SUMENEP, 25 April 2026 – VNNMedia – Sudah kesekian kalinya Pemerintah Kabupaten Sumenep kembali menggelar Gerakan Aman, Sehat, Resik dan Indah (ASRI) di seputar kota. Kali ini masing-masing Organisasi Perangkat Daerah (OPD) melakukan aksi bersih-bersih di sejumlah ruas jalan di kawasan kota bagian tengah hingga timur kota.
Sebelumnya tiga kali bersih-bersih lingkungan dilaksanakan di seputar kota dan selatan kota, yakni mulai dari Jalan Halim Perdana Kusuma hingga sepanjang Jalan Trunojoyo. Kemudian dari Jalan Syahid Husin, Jalan Urip Sumoharjo, hingga Jalan Raung dan Jalan KH. Wahid Hasyim.
Selanjutnya menyasar bagian barat kota, dimulai dari Jalan Pahlawan, Jalan Teuku Umar, Jalan Raya Kebunagung hingga Jalan Asta Tinggi dan kali ini kembali menyasar tengah kota hingga timur kota, tepatnya mulai dari Jalan Dr. Cipto, Jalan Lingkar Timur dan sepanjang Jalan KH. Mansyur.
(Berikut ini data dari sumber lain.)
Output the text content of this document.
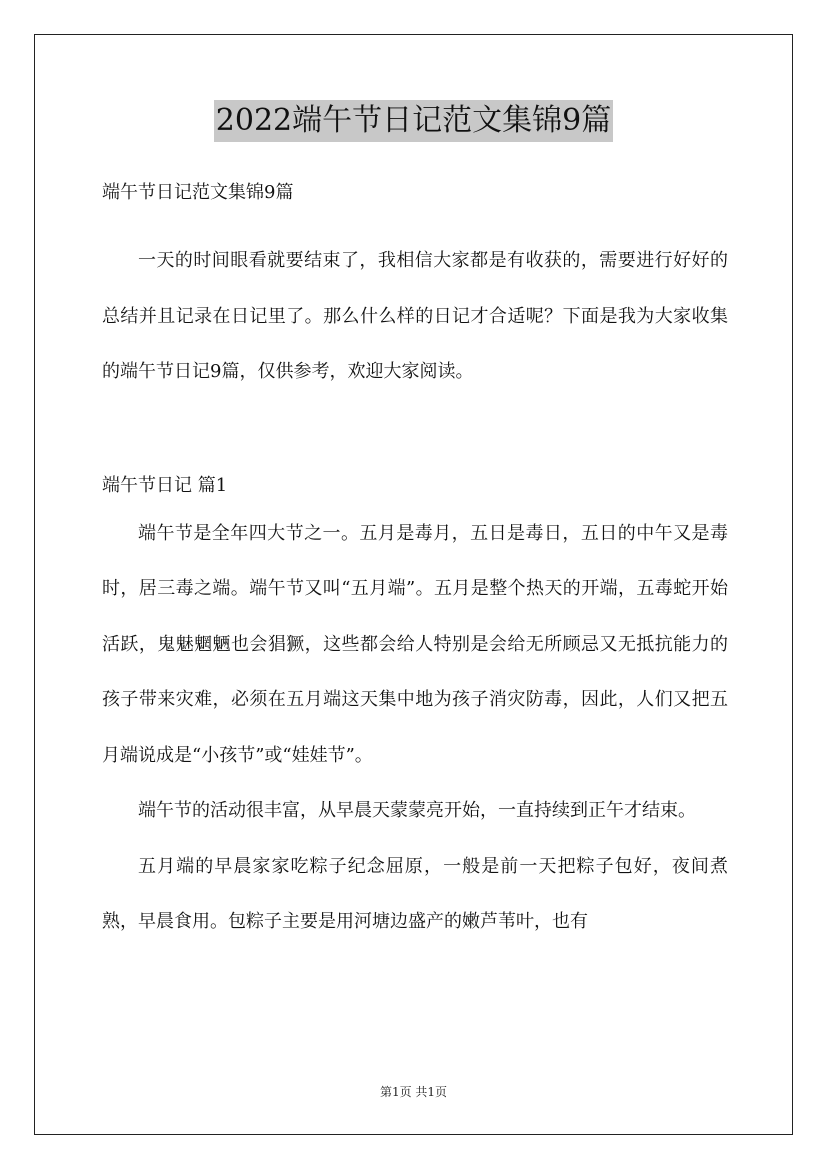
2022端午节日记范文集锦9篇

端午节日记范文集锦9篇

一天的时间眼看就要结束了，我相信大家都是有收获的，需要进行好好的总结并且记录在日记里了。那么什么样的日记才合适呢？下面是我为大家收集的端午节日记9篇，仅供参考，欢迎大家阅读。

端午节日记 篇1

端午节是全年四大节之一。五月是毒月，五日是毒日，五日的中午又是毒时，居三毒之端。端午节又叫“五月端”。五月是整个热天的开端，五毒蛇开始活跃，鬼魅魍魉也会猖獗，这些都会给人特别是会给无所顾忌又无抵抗能力的孩子带来灾难，必须在五月端这天集中地为孩子消灾防毒，因此，人们又把五月端说成是“小孩节”或“娃娃节”。

端午节的活动很丰富，从早晨天蒙蒙亮开始，一直持续到正午才结束。

五月端的早晨家家吃粽子纪念屈原，一般是前一天把粽子包好，夜间煮熟，早晨食用。包粽子主要是用河塘边盛产的嫩芦苇叶，也有

第1页 共1页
Kepala Dinas Lingkungan Hidup (DLH) Kabupaten Sumenep, Anwar Syahroni Yusuf, menyampaikan, bersih-bersih kali ini selain menyasar area perkotaan dan fasilitas umum, namun juga menyentuh titik-titik kumuh yang selama ini kurang terjangkau.
”Seluruh armada dan personel kebersihan juga kami kerahkan untuk mendukung kegiatan ini,” ujarnya, Jumat (24/04/2026).
Dikatakan, Pemkab Sumenep juga menginisiasi gerakan bersih-bersih massal yang dilaksanakan secara serentak mulai dari tingkat kabupaten, kecamatan, hingga pelosok desa. Termasuk juga instansi vertikal, BUMN, BUMD, TNI dan Polri.
Pihaknya mengajak semua berpartisipasi aktif termasuk masyarakat juga sangat diharapkan untuk kembali menguatkan budaya gotong-royong.
“Para camat, lurah, dan kepala desa, bersama masyarakat juga serentak melaksanakan Jumat Bersih di wilayahnya masing-masing, seperti halnya hari ini di Kecamatan Kalianget mengajak BUMN PT. Garam dan Pelindo,” tandasnya.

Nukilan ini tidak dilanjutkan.